Struct CompiledCorrelation 

pub struct CompiledCorrelation {

    pub id: Option<String>,
    pub name: Option<String>,
    pub title: String,
    pub level: Option<Level>,
    pub tags: Vec<String>,
    pub correlation_type: CorrelationType,
    pub rule_refs: Vec<String>,
    pub group_by: Vec<GroupByField>,
    pub timespan_secs: u64,
    pub condition: CompiledCondition,
    pub extended_expr: Option<ConditionExpr>,
    pub generate: bool,
    pub suppress_secs: Option<u64>,
    pub action: Option<CorrelationAction>,
    pub event_mode: Option<CorrelationEventMode>,
    pub max_events: Option<usize>,
}

Compiled form of a CorrelationRule, ready for stateful evaluation.

Fields

id: Option<String>

name: Option<String>

title: String

level: Option<Level>

tags: Vec<String>

correlation_type: CorrelationType

rule_refs: Vec<String>

IDs or names of referenced rules (detection or other correlations).

group_by: Vec<GroupByField>

Resolved group-by fields (may include aliases).

timespan_secs: u64

Time window in seconds.

condition: CompiledCondition

Compiled threshold condition.

extended_expr: Option<ConditionExpr>

Extended boolean condition expression for temporal correlations. When set, evaluates this expression against fired rules instead of a simple threshold count.

generate: bool

Whether referenced detection rules should also generate standalone matches.

suppress_secs: Option<u64>

Per-correlation suppression window in seconds, resolved from the rsigma.suppress custom attribute. None means use engine default.

action: Option<CorrelationAction>

Per-correlation action on match, resolved from the rsigma.action custom attribute. None means use engine default.
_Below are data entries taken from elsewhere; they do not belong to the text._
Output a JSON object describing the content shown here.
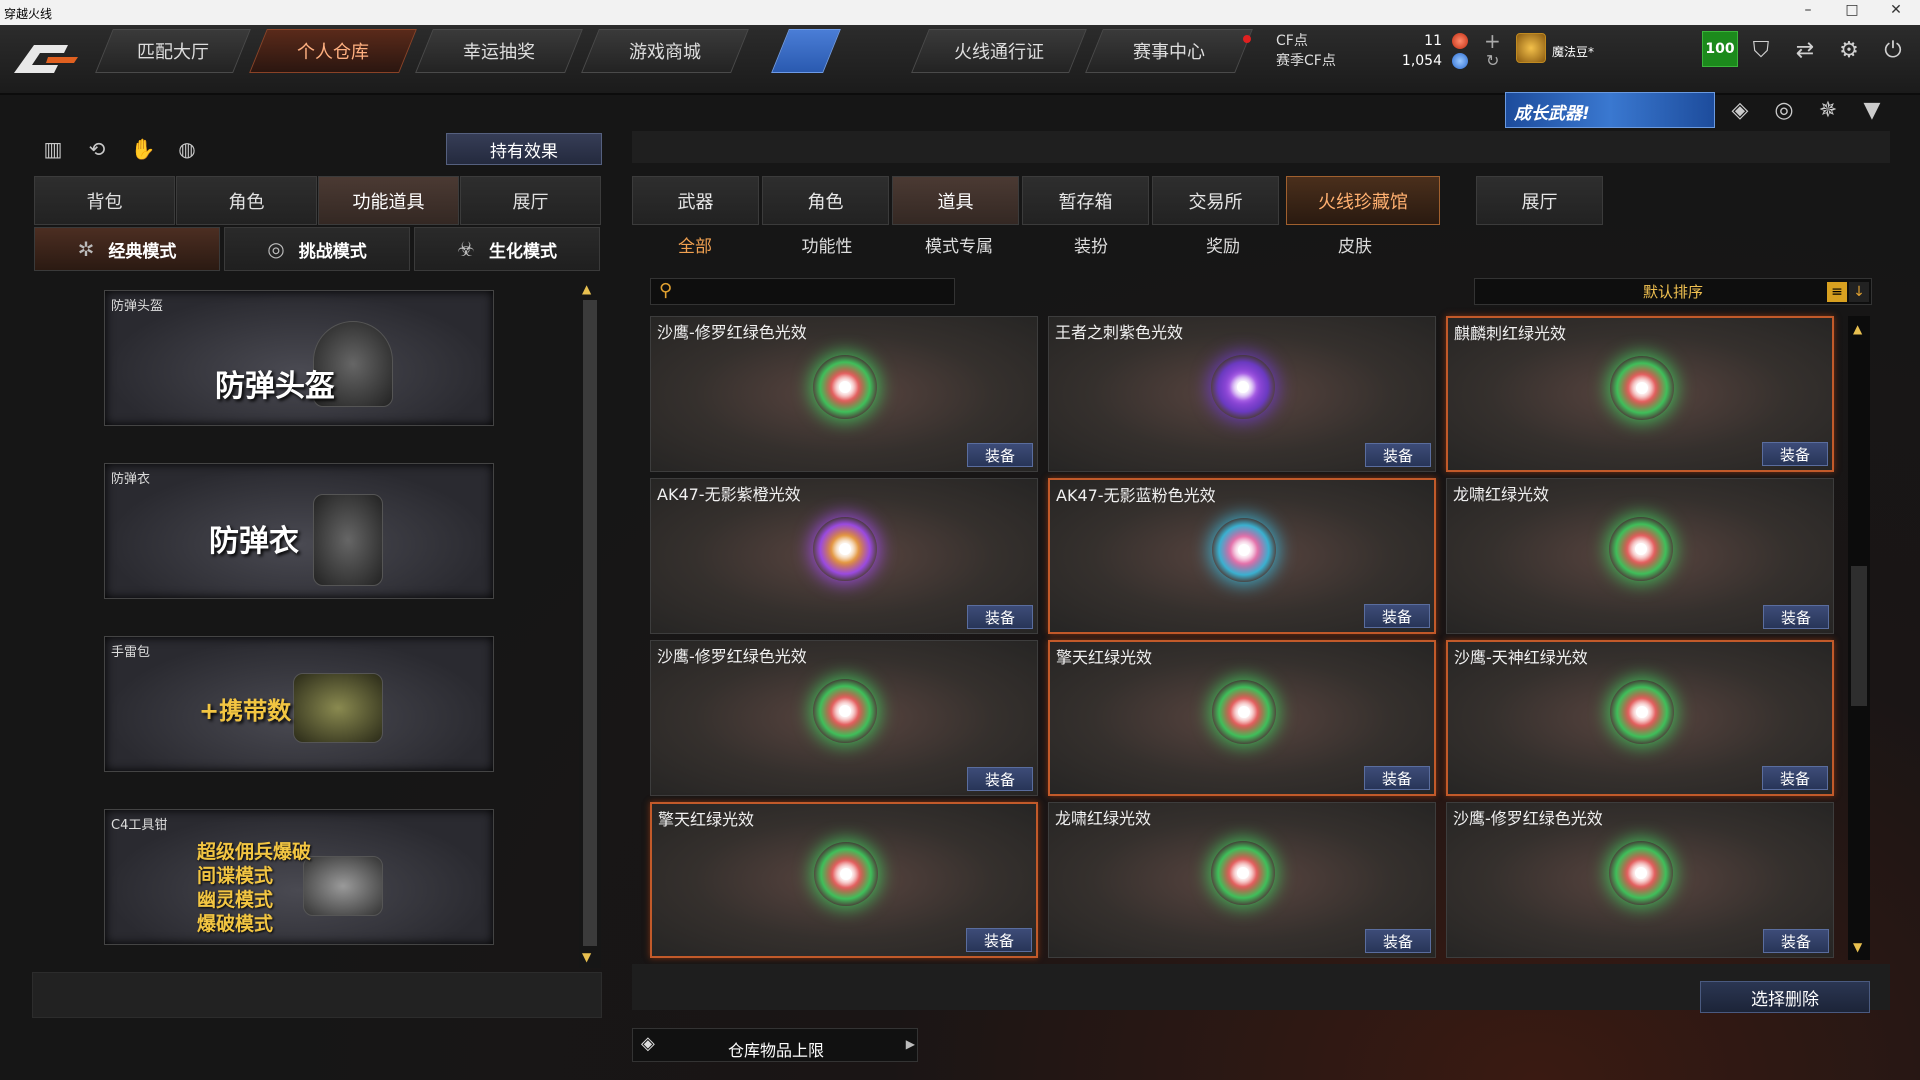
{
  "window": {
    "title": "穿越火线"
  },
  "nav": {
    "tabs": [
      {
        "label": "匹配大厅"
      },
      {
        "label": "个人仓库"
      },
      {
        "label": "幸运抽奖"
      },
      {
        "label": "游戏商城"
      },
      {
        "label": ""
      },
      {
        "label": "火线通行证"
      },
      {
        "label": "赛事中心"
      }
    ],
    "active_tab": "个人仓库"
  },
  "currency": {
    "cf_label": "CF点",
    "cf_value": "11",
    "season_label": "赛季CF点",
    "season_value": "1,054"
  },
  "user": {
    "name": "魔法豆*",
    "level": "100"
  },
  "banner": {
    "growth_label": "成长武器!"
  },
  "left": {
    "effect_button": "持有效果",
    "tabs": [
      "背包",
      "角色",
      "功能道具",
      "展厅"
    ],
    "active_tab": "功能道具",
    "modes": [
      {
        "label": "经典模式",
        "icon": "star-icon"
      },
      {
        "label": "挑战模式",
        "icon": "heartbeat-icon"
      },
      {
        "label": "生化模式",
        "icon": "biohazard-icon"
      }
    ],
    "items": [
      {
        "caption": "防弹头盔",
        "big": "防弹头盔"
      },
      {
        "caption": "防弹衣",
        "big": "防弹衣"
      },
      {
        "caption": "手雷包",
        "big": "+携带数"
      },
      {
        "caption": "C4工具钳",
        "lines": [
          "超级佣兵爆破",
          "间谍模式",
          "幽灵模式",
          "爆破模式"
        ]
      }
    ]
  },
  "right": {
    "tabs": [
      "武器",
      "角色",
      "道具",
      "暂存箱",
      "交易所",
      "火线珍藏馆",
      "展厅"
    ],
    "active_tab": "道具",
    "subtabs": [
      "全部",
      "功能性",
      "模式专属",
      "装扮",
      "奖励",
      "皮肤"
    ],
    "active_subtab": "全部",
    "search_placeholder": "",
    "sort_label": "默认排序",
    "equip_label": "装备",
    "items": [
      {
        "name": "沙鹰-修罗红绿色光效",
        "color": "#e04a4a",
        "color2": "#3fbf5a",
        "selected": false
      },
      {
        "name": "王者之刺紫色光效",
        "color": "#9a4ae0",
        "color2": "#6a3ac0",
        "selected": false
      },
      {
        "name": "麒麟刺红绿光效",
        "color": "#e04a4a",
        "color2": "#3fbf5a",
        "selected": true
      },
      {
        "name": "AK47-无影紫橙光效",
        "color": "#e08a2a",
        "color2": "#9a4ae0",
        "selected": false
      },
      {
        "name": "AK47-无影蓝粉色光效",
        "color": "#e060a0",
        "color2": "#3ab0d0",
        "selected": true
      },
      {
        "name": "龙啸红绿光效",
        "color": "#e04a4a",
        "color2": "#3fbf5a",
        "selected": false
      },
      {
        "name": "沙鹰-修罗红绿色光效",
        "color": "#e04a4a",
        "color2": "#3fbf5a",
        "selected": false
      },
      {
        "name": "擎天红绿光效",
        "color": "#e04a4a",
        "color2": "#3fbf5a",
        "selected": true
      },
      {
        "name": "沙鹰-天神红绿光效",
        "color": "#e04a4a",
        "color2": "#3fbf5a",
        "selected": true
      },
      {
        "name": "擎天红绿光效",
        "color": "#e04a4a",
        "color2": "#3fbf5a",
        "selected": true
      },
      {
        "name": "龙啸红绿光效",
        "color": "#e04a4a",
        "color2": "#3fbf5a",
        "selected": false
      },
      {
        "name": "沙鹰-修罗红绿色光效",
        "color": "#e04a4a",
        "color2": "#3fbf5a",
        "selected": false
      }
    ],
    "delete_button": "选择删除",
    "storage_limit_label": "仓库物品上限"
  }
}
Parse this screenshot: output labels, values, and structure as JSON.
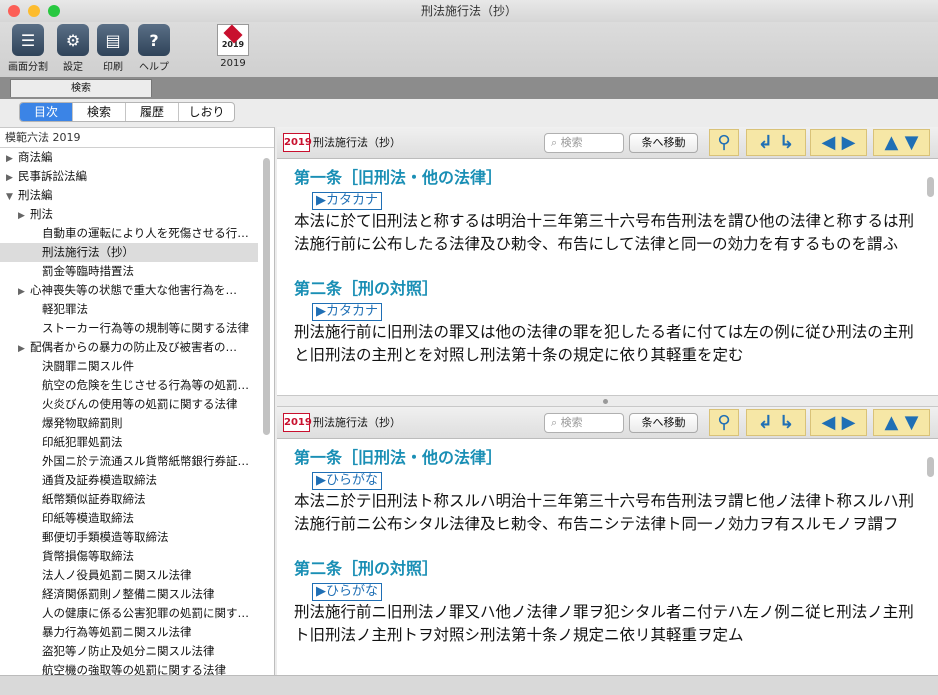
{
  "window": {
    "title": "刑法施行法（抄）"
  },
  "toolbar": {
    "split_label": "画面分割",
    "settings_label": "設定",
    "print_label": "印刷",
    "help_label": "ヘルプ",
    "year_label": "2019"
  },
  "search_tab": "検索",
  "tabs": [
    "目次",
    "検索",
    "履歴",
    "しおり"
  ],
  "sidebar": {
    "header": "模範六法 2019",
    "items": [
      {
        "label": "商法編",
        "indent": 0,
        "arrow": "right"
      },
      {
        "label": "民事訴訟法編",
        "indent": 0,
        "arrow": "right"
      },
      {
        "label": "刑法編",
        "indent": 0,
        "arrow": "down"
      },
      {
        "label": "刑法",
        "indent": 1,
        "arrow": "right"
      },
      {
        "label": "自動車の運転により人を死傷させる行…",
        "indent": 2,
        "arrow": ""
      },
      {
        "label": "刑法施行法（抄）",
        "indent": 2,
        "arrow": "",
        "selected": true
      },
      {
        "label": "罰金等臨時措置法",
        "indent": 2,
        "arrow": ""
      },
      {
        "label": "心神喪失等の状態で重大な他害行為を…",
        "indent": 1,
        "arrow": "right"
      },
      {
        "label": "軽犯罪法",
        "indent": 2,
        "arrow": ""
      },
      {
        "label": "ストーカー行為等の規制等に関する法律",
        "indent": 2,
        "arrow": ""
      },
      {
        "label": "配偶者からの暴力の防止及び被害者の…",
        "indent": 1,
        "arrow": "right"
      },
      {
        "label": "決闘罪ニ関スル件",
        "indent": 2,
        "arrow": ""
      },
      {
        "label": "航空の危険を生じさせる行為等の処罰…",
        "indent": 2,
        "arrow": ""
      },
      {
        "label": "火炎びんの使用等の処罰に関する法律",
        "indent": 2,
        "arrow": ""
      },
      {
        "label": "爆発物取締罰則",
        "indent": 2,
        "arrow": ""
      },
      {
        "label": "印紙犯罪処罰法",
        "indent": 2,
        "arrow": ""
      },
      {
        "label": "外国ニ於テ流通スル貨幣紙幣銀行券証…",
        "indent": 2,
        "arrow": ""
      },
      {
        "label": "通貨及証券模造取締法",
        "indent": 2,
        "arrow": ""
      },
      {
        "label": "紙幣類似証券取締法",
        "indent": 2,
        "arrow": ""
      },
      {
        "label": "印紙等模造取締法",
        "indent": 2,
        "arrow": ""
      },
      {
        "label": "郵便切手類模造等取締法",
        "indent": 2,
        "arrow": ""
      },
      {
        "label": "貨幣損傷等取締法",
        "indent": 2,
        "arrow": ""
      },
      {
        "label": "法人ノ役員処罰ニ関スル法律",
        "indent": 2,
        "arrow": ""
      },
      {
        "label": "経済関係罰則ノ整備ニ関スル法律",
        "indent": 2,
        "arrow": ""
      },
      {
        "label": "人の健康に係る公害犯罪の処罰に関す…",
        "indent": 2,
        "arrow": ""
      },
      {
        "label": "暴力行為等処罰ニ関スル法律",
        "indent": 2,
        "arrow": ""
      },
      {
        "label": "盗犯等ノ防止及処分ニ関スル法律",
        "indent": 2,
        "arrow": ""
      },
      {
        "label": "航空機の強取等の処罰に関する法律",
        "indent": 2,
        "arrow": ""
      }
    ]
  },
  "panes": [
    {
      "badge": "2019",
      "title": "刑法施行法（抄）",
      "search_placeholder": "検索",
      "jump_label": "条へ移動",
      "articles": [
        {
          "heading": "第一条［旧刑法・他の法律］",
          "mode": "▶カタカナ",
          "text": "本法に於て旧刑法と称するは明治十三年第三十六号布告刑法を謂ひ他の法律と称するは刑法施行前に公布したる法律及ひ勅令、布告にして法律と同一の効力を有するものを謂ふ"
        },
        {
          "heading": "第二条［刑の対照］",
          "mode": "▶カタカナ",
          "text": "刑法施行前に旧刑法の罪又は他の法律の罪を犯したる者に付ては左の例に従ひ刑法の主刑と旧刑法の主刑とを対照し刑法第十条の規定に依り其軽重を定む"
        }
      ]
    },
    {
      "badge": "2019",
      "title": "刑法施行法（抄）",
      "search_placeholder": "検索",
      "jump_label": "条へ移動",
      "articles": [
        {
          "heading": "第一条［旧刑法・他の法律］",
          "mode": "▶ひらがな",
          "text": "本法ニ於テ旧刑法ト称スルハ明治十三年第三十六号布告刑法ヲ謂ヒ他ノ法律ト称スルハ刑法施行前ニ公布シタル法律及ヒ勅令、布告ニシテ法律ト同一ノ効力ヲ有スルモノヲ謂フ"
        },
        {
          "heading": "第二条［刑の対照］",
          "mode": "▶ひらがな",
          "text": "刑法施行前ニ旧刑法ノ罪又ハ他ノ法律ノ罪ヲ犯シタル者ニ付テハ左ノ例ニ従ヒ刑法ノ主刑ト旧刑法ノ主刑トヲ対照シ刑法第十条ノ規定ニ依リ其軽重ヲ定ム"
        }
      ]
    }
  ],
  "colors": {
    "accent": "#3b84e6",
    "heading": "#1a8fb5",
    "badge": "#c8102e",
    "nav_bg": "#f6e7a6"
  }
}
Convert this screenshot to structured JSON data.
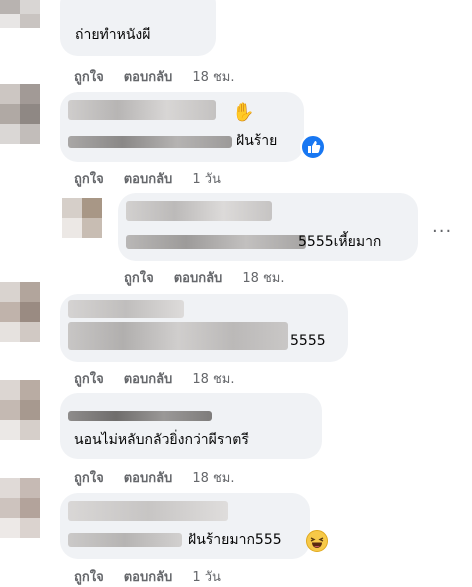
{
  "comments": [
    {
      "text": "ถ่ายทำหนังผี",
      "like": "ถูกใจ",
      "reply": "ตอบกลับ",
      "time": "18 ชม."
    },
    {
      "text": "ฝันร้าย",
      "like": "ถูกใจ",
      "reply": "ตอบกลับ",
      "time": "1 วัน",
      "reaction": "like-reaction",
      "emoji": "waving-hand-icon"
    },
    {
      "text": "5555เหี้ยมาก",
      "like": "ถูกใจ",
      "reply": "ตอบกลับ",
      "time": "18 ชม.",
      "more": "..."
    },
    {
      "text": "5555",
      "like": "ถูกใจ",
      "reply": "ตอบกลับ",
      "time": "18 ชม."
    },
    {
      "text": "นอนไม่หลับกลัวยิ่งกว่าผีราตรี",
      "like": "ถูกใจ",
      "reply": "ตอบกลับ",
      "time": "18 ชม."
    },
    {
      "text": "ฝันร้ายมาก555",
      "like": "ถูกใจ",
      "reply": "ตอบกลับ",
      "time": "1 วัน",
      "reaction": "laughing-face-emoji"
    }
  ],
  "colors": {
    "bubble": "#f0f2f5",
    "meta": "#65676b",
    "like_blue": "#1877f2"
  }
}
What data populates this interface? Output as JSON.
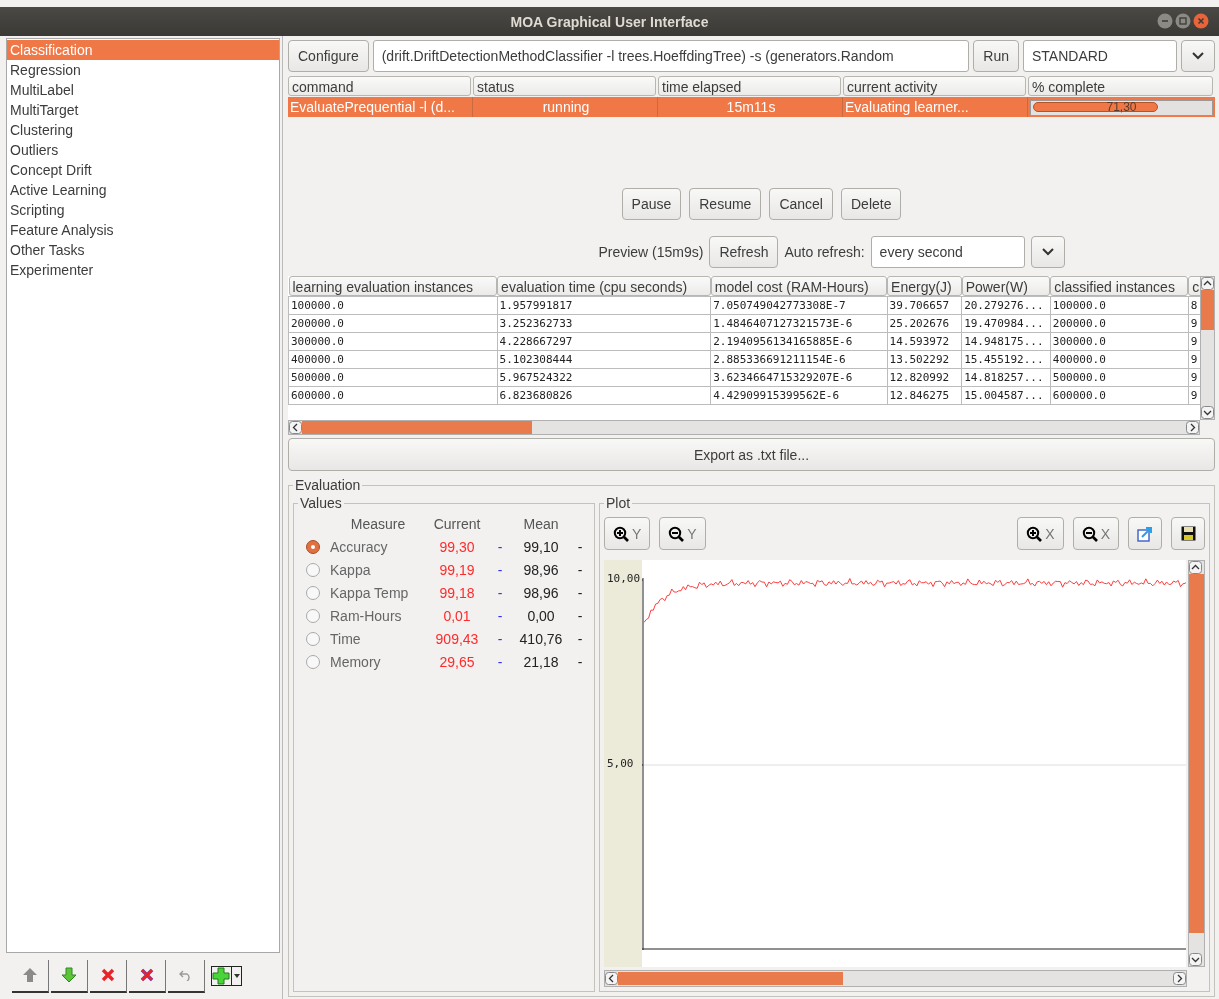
{
  "window": {
    "title": "MOA Graphical User Interface"
  },
  "sidebar": {
    "items": [
      {
        "label": "Classification",
        "selected": true
      },
      {
        "label": "Regression",
        "selected": false
      },
      {
        "label": "MultiLabel",
        "selected": false
      },
      {
        "label": "MultiTarget",
        "selected": false
      },
      {
        "label": "Clustering",
        "selected": false
      },
      {
        "label": "Outliers",
        "selected": false
      },
      {
        "label": "Concept Drift",
        "selected": false
      },
      {
        "label": "Active Learning",
        "selected": false
      },
      {
        "label": "Scripting",
        "selected": false
      },
      {
        "label": "Feature Analysis",
        "selected": false
      },
      {
        "label": "Other Tasks",
        "selected": false
      },
      {
        "label": "Experimenter",
        "selected": false
      }
    ]
  },
  "task_bar": {
    "configure_button": "Configure",
    "command": "(drift.DriftDetectionMethodClassifier -l trees.HoeffdingTree) -s (generators.Random",
    "run_button": "Run",
    "mode": "STANDARD"
  },
  "tasks": {
    "columns": [
      "command",
      "status",
      "time elapsed",
      "current activity",
      "% complete"
    ],
    "rows": [
      {
        "command": "EvaluatePrequential -l (d...",
        "status": "running",
        "time_elapsed": "15m11s",
        "current_activity": "Evaluating learner...",
        "progress_label": "71,30",
        "level": 0.713,
        "selected": true
      }
    ]
  },
  "task_buttons": [
    "Pause",
    "Resume",
    "Cancel",
    "Delete"
  ],
  "preview": {
    "label": "Preview (15m9s)",
    "refresh_button": "Refresh",
    "auto_refresh_label": "Auto refresh:",
    "auto_refresh_value": "every second"
  },
  "results": {
    "columns": [
      "learning evaluation instances",
      "evaluation time (cpu seconds)",
      "model cost (RAM-Hours)",
      "Energy(J)",
      "Power(W)",
      "classified instances",
      "c"
    ],
    "rows": [
      [
        "100000.0",
        "1.957991817",
        "7.050749042773308E-7",
        "39.706657",
        "20.279276...",
        "100000.0",
        "8"
      ],
      [
        "200000.0",
        "3.252362733",
        "1.4846407127321573E-6",
        "25.202676",
        "19.470984...",
        "200000.0",
        "9"
      ],
      [
        "300000.0",
        "4.228667297",
        "2.1940956134165885E-6",
        "14.593972",
        "14.948175...",
        "300000.0",
        "9"
      ],
      [
        "400000.0",
        "5.102308444",
        "2.885336691211154E-6",
        "13.502292",
        "15.455192...",
        "400000.0",
        "9"
      ],
      [
        "500000.0",
        "5.967524322",
        "3.6234664715329207E-6",
        "12.820992",
        "14.818257...",
        "500000.0",
        "9"
      ],
      [
        "600000.0",
        "6.823680826",
        "4.42909915399562E-6",
        "12.846275",
        "15.004587...",
        "600000.0",
        "9"
      ]
    ]
  },
  "export_button": "Export as .txt file...",
  "evaluation": {
    "title": "Evaluation",
    "values": {
      "title": "Values",
      "headers": [
        "Measure",
        "Current",
        "Mean"
      ],
      "measures": [
        {
          "name": "Accuracy",
          "current": "99,30",
          "current_mark": "-",
          "mean": "99,10",
          "mean_mark": "-",
          "selected": true
        },
        {
          "name": "Kappa",
          "current": "99,19",
          "current_mark": "-",
          "mean": "98,96",
          "mean_mark": "-",
          "selected": false
        },
        {
          "name": "Kappa Temp",
          "current": "99,18",
          "current_mark": "-",
          "mean": "98,96",
          "mean_mark": "-",
          "selected": false
        },
        {
          "name": "Ram-Hours",
          "current": "0,01",
          "current_mark": "-",
          "mean": "0,00",
          "mean_mark": "-",
          "selected": false
        },
        {
          "name": "Time",
          "current": "909,43",
          "current_mark": "-",
          "mean": "410,76",
          "mean_mark": "-",
          "selected": false
        },
        {
          "name": "Memory",
          "current": "29,65",
          "current_mark": "-",
          "mean": "21,18",
          "mean_mark": "-",
          "selected": false
        }
      ]
    },
    "plot": {
      "title": "Plot",
      "zoom_buttons": [
        {
          "kind": "zoom-in",
          "axis": "Y"
        },
        {
          "kind": "zoom-out",
          "axis": "Y"
        },
        {
          "kind": "zoom-in",
          "axis": "X"
        },
        {
          "kind": "zoom-out",
          "axis": "X"
        }
      ],
      "y_tick_labels": [
        "10,00",
        "5,00"
      ]
    }
  }
}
event_mode: Option<CorrelationEventMode>

Event inclusion mode for this correlation. None means use the engine default (CorrelationConfig.correlation_event_mode).

max_events: Option<usize>

Maximum events to store per window group for event inclusion. None means use the engine default (CorrelationConfig.max_correlation_events).

Trait Implementations

impl Clone for CompiledCorrelation

fn clone(&self) -> CompiledCorrelation

Returns a duplicate of the value.

fn clone_from(&mut self, source: &Self)

Performs copy-assignment from source.

impl Debug for CompiledCorrelation

fn fmt(&self, f: &mut Formatter<'_>) -> Result

Formats the value using the given formatter.